Imaginen, o mejor dicho, intenten imaginar –les resultará difícil, por no decir espantoso-, sentir que han vuelto a nacer, que su mente está completamente en blanco, pero que a diferencia de un recién nacido, cuyo cerebro es un big-bang en expansión, no están en condiciones de procesar información y sí, por el contrario, prisioneros en un cuerpo que va la deriva y hace mucho tiempo que cruzó el umbral del palacio de la vejez. Infante en la senectud, sus ojos se abren a una habitación que ya no les es familiar, preguntándose –si es que dudosamente poseen ya esa cualidad-, quién es ese hombre o esa mujer que yace a su lado en la cama. Sentirán una caricia y una voz, que cargadas de cariño y conmiseración tal vez les suene familiar –tan familiar como un eco en la distancia-, susurrando en el oído palabras de amor que ya no significan nada. Sin sentido del pudor ni de la vergüenza, sentirán unas manos abatiéndose sobre su cuerpo desnudo, para ponerles unas prendas de vestir, de las que ya no podrán decir si les gustan o no, si están pasadas de moda, si les quedan amplias o ceñidas o si se sienten cómodos o incómodos con ellas. Ajenos al mundo de la emoción, sus gestos serán sólo un acto instintivo, que acrecentará aún más la duda y el sufrimiento de los que están a su alrededor. Bajo su condición santateresiana, viven pero no viven; mueren pero no mueren.

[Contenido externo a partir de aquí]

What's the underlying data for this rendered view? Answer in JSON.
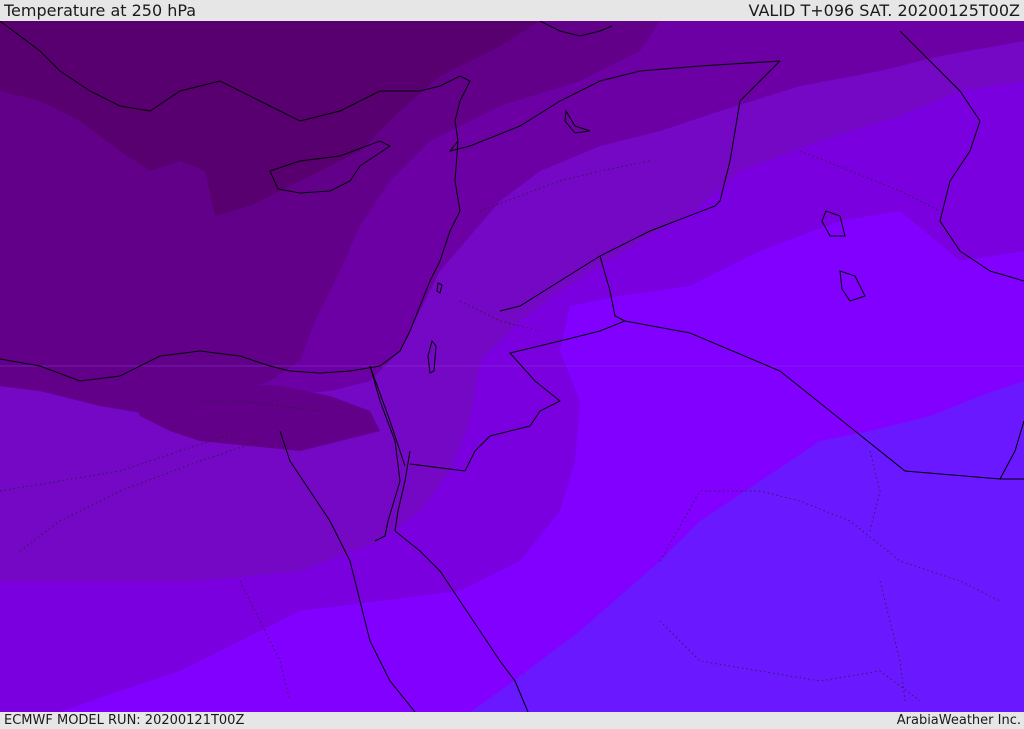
{
  "header": {
    "title": "Temperature at 250 hPa",
    "valid": "VALID T+096 SAT. 20200125T00Z"
  },
  "footer": {
    "model_run": "ECMWF MODEL RUN: 20200121T00Z",
    "credit": "ArabiaWeather Inc."
  },
  "map": {
    "region": "Eastern Mediterranean and Middle East",
    "fill_colors": {
      "darkest": "#58006f",
      "darker": "#62008a",
      "dark": "#6c00a4",
      "mid_dark": "#7408c4",
      "mid": "#7b00e0",
      "bright": "#8200ff",
      "bluish": "#6a18ff"
    }
  }
}
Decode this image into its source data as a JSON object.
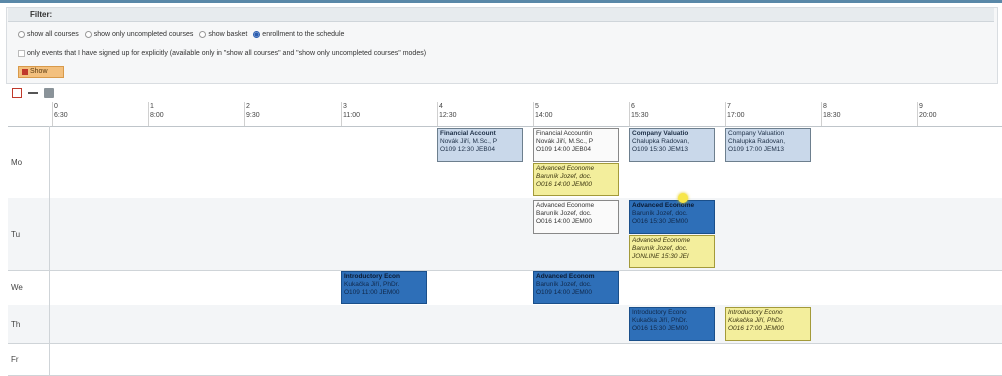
{
  "filter": {
    "title": "Filter:",
    "options": [
      {
        "label": "show all courses",
        "checked": false
      },
      {
        "label": "show only uncompleted courses",
        "checked": false
      },
      {
        "label": "show basket",
        "checked": false
      },
      {
        "label": "enrollment to the schedule",
        "checked": true
      }
    ],
    "only_events_label": "only events that I have signed up for explicitly (available only in \"show all courses\" and \"show only uncompleted courses\" modes)",
    "show_button": "Show"
  },
  "toolbar_icons": [
    "pdf-icon",
    "minus-icon",
    "print-icon"
  ],
  "timeline": [
    {
      "idx": "0",
      "time": "6:30"
    },
    {
      "idx": "1",
      "time": "8:00"
    },
    {
      "idx": "2",
      "time": "9:30"
    },
    {
      "idx": "3",
      "time": "11:00"
    },
    {
      "idx": "4",
      "time": "12:30"
    },
    {
      "idx": "5",
      "time": "14:00"
    },
    {
      "idx": "6",
      "time": "15:30"
    },
    {
      "idx": "7",
      "time": "17:00"
    },
    {
      "idx": "8",
      "time": "18:30"
    },
    {
      "idx": "9",
      "time": "20:00"
    }
  ],
  "days": [
    "Mo",
    "Tu",
    "We",
    "Th",
    "Fr"
  ],
  "events": {
    "mo_1": {
      "title": "Financial Account",
      "teacher": "Novák Jiří, M.Sc., P",
      "info": "O109 12:30 JEB04"
    },
    "mo_2": {
      "title": "Financial Accountin",
      "teacher": "Novák Jiří, M.Sc., P",
      "info": "O109 14:00 JEB04"
    },
    "mo_3": {
      "title": "Company Valuatio",
      "teacher": "Chalupka Radovan,",
      "info": "O109 15:30 JEM13"
    },
    "mo_4": {
      "title": "Company Valuation",
      "teacher": "Chalupka Radovan,",
      "info": "O109 17:00 JEM13"
    },
    "mo_5": {
      "title": "Advanced Econome",
      "teacher": "Baruník Jozef, doc.",
      "info": "O016 14:00 JEM00"
    },
    "tu_1": {
      "title": "Advanced Econome",
      "teacher": "Baruník Jozef, doc.",
      "info": "O016 14:00 JEM00"
    },
    "tu_2": {
      "title": "Advanced Econome",
      "teacher": "Baruník Jozef, doc.",
      "info": "O016 15:30 JEM00"
    },
    "tu_3": {
      "title": "Advanced Econome",
      "teacher": "Baruník Jozef, doc.",
      "info": "JONLINE 15:30 JEI"
    },
    "we_1": {
      "title": "Introductory Econ",
      "teacher": "Kukačka Jiří, PhDr.",
      "info": "O109 11:00 JEM00"
    },
    "we_2": {
      "title": "Advanced Econom",
      "teacher": "Baruník Jozef, doc.",
      "info": "O109 14:00 JEM00"
    },
    "th_1": {
      "title": "Introductory Econo",
      "teacher": "Kukačka Jiří, PhDr.",
      "info": "O016 15:30 JEM00"
    },
    "th_2": {
      "title": "Introductory Econo",
      "teacher": "Kukačka Jiří, PhDr.",
      "info": "O016 17:00 JEM00"
    }
  }
}
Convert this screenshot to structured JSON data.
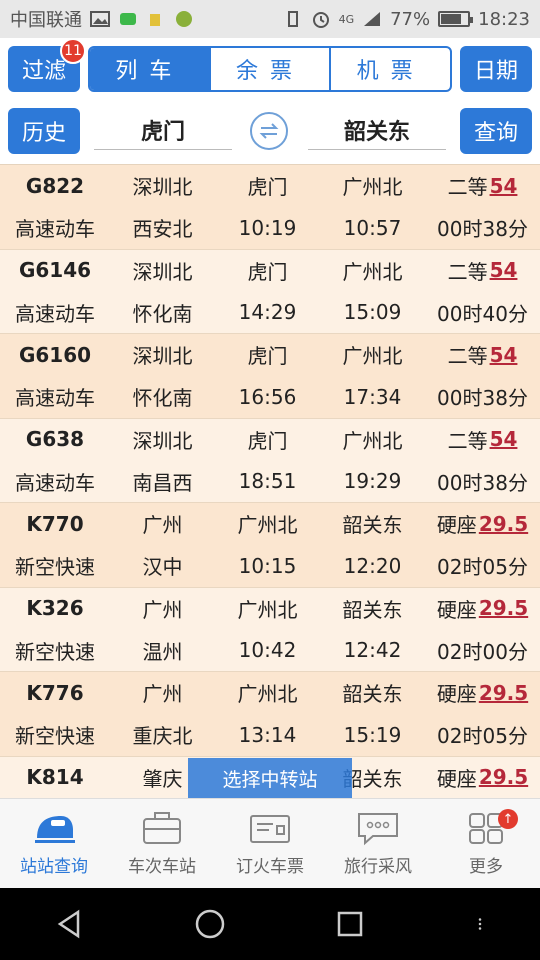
{
  "status": {
    "carrier": "中国联通",
    "network": "4G",
    "battery_text": "77%",
    "battery_level": 0.77,
    "time": "18:23"
  },
  "nav": {
    "filter_label": "过滤",
    "filter_badge": "11",
    "segments": [
      "列车",
      "余票",
      "机票"
    ],
    "active_segment": 0,
    "date_label": "日期"
  },
  "search": {
    "history_label": "历史",
    "from_station": "虎门",
    "to_station": "韶关东",
    "query_label": "查询"
  },
  "trains": [
    {
      "code": "G822",
      "type": "高速动车",
      "origin": "深圳北",
      "terminal": "西安北",
      "board": "虎门",
      "board_time": "10:19",
      "alight": "广州北",
      "alight_time": "10:57",
      "seat": "二等",
      "price": "54",
      "duration": "00时38分"
    },
    {
      "code": "G6146",
      "type": "高速动车",
      "origin": "深圳北",
      "terminal": "怀化南",
      "board": "虎门",
      "board_time": "14:29",
      "alight": "广州北",
      "alight_time": "15:09",
      "seat": "二等",
      "price": "54",
      "duration": "00时40分"
    },
    {
      "code": "G6160",
      "type": "高速动车",
      "origin": "深圳北",
      "terminal": "怀化南",
      "board": "虎门",
      "board_time": "16:56",
      "alight": "广州北",
      "alight_time": "17:34",
      "seat": "二等",
      "price": "54",
      "duration": "00时38分"
    },
    {
      "code": "G638",
      "type": "高速动车",
      "origin": "深圳北",
      "terminal": "南昌西",
      "board": "虎门",
      "board_time": "18:51",
      "alight": "广州北",
      "alight_time": "19:29",
      "seat": "二等",
      "price": "54",
      "duration": "00时38分"
    },
    {
      "code": "K770",
      "type": "新空快速",
      "origin": "广州",
      "terminal": "汉中",
      "board": "广州北",
      "board_time": "10:15",
      "alight": "韶关东",
      "alight_time": "12:20",
      "seat": "硬座",
      "price": "29.5",
      "duration": "02时05分"
    },
    {
      "code": "K326",
      "type": "新空快速",
      "origin": "广州",
      "terminal": "温州",
      "board": "广州北",
      "board_time": "10:42",
      "alight": "韶关东",
      "alight_time": "12:42",
      "seat": "硬座",
      "price": "29.5",
      "duration": "02时00分"
    },
    {
      "code": "K776",
      "type": "新空快速",
      "origin": "广州",
      "terminal": "重庆北",
      "board": "广州北",
      "board_time": "13:14",
      "alight": "韶关东",
      "alight_time": "15:19",
      "seat": "硬座",
      "price": "29.5",
      "duration": "02时05分"
    },
    {
      "code": "K814",
      "type": "",
      "origin": "肇庆",
      "terminal": "",
      "board": "",
      "board_time": "",
      "alight": "韶关东",
      "alight_time": "",
      "seat": "硬座",
      "price": "29.5",
      "duration": ""
    }
  ],
  "transfer_label": "选择中转站",
  "tabs": [
    {
      "label": "站站查询",
      "icon": "train-icon"
    },
    {
      "label": "车次车站",
      "icon": "briefcase-icon"
    },
    {
      "label": "订火车票",
      "icon": "ticket-icon"
    },
    {
      "label": "旅行采风",
      "icon": "chat-bubble-icon"
    },
    {
      "label": "更多",
      "icon": "grid-icon"
    }
  ],
  "colors": {
    "primary": "#2d79d8",
    "row_odd": "#fbe6d0",
    "row_even": "#fdf1e4",
    "price": "#b5283a",
    "badge": "#e23b2e"
  }
}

Créanme: no exagero si les digo, rotunda y tajantemente, que existe un lugar donde realmente habita el olvido. Y que ese lugar, después de todo, tiene un nombre propio. Podría llamarse pánico o desesperación o cárcel o pozo sin fondo o abismo o soledad infinita...Pero su nombre, como el sueño de una noche de Dalí, es simplemente Alzheimer.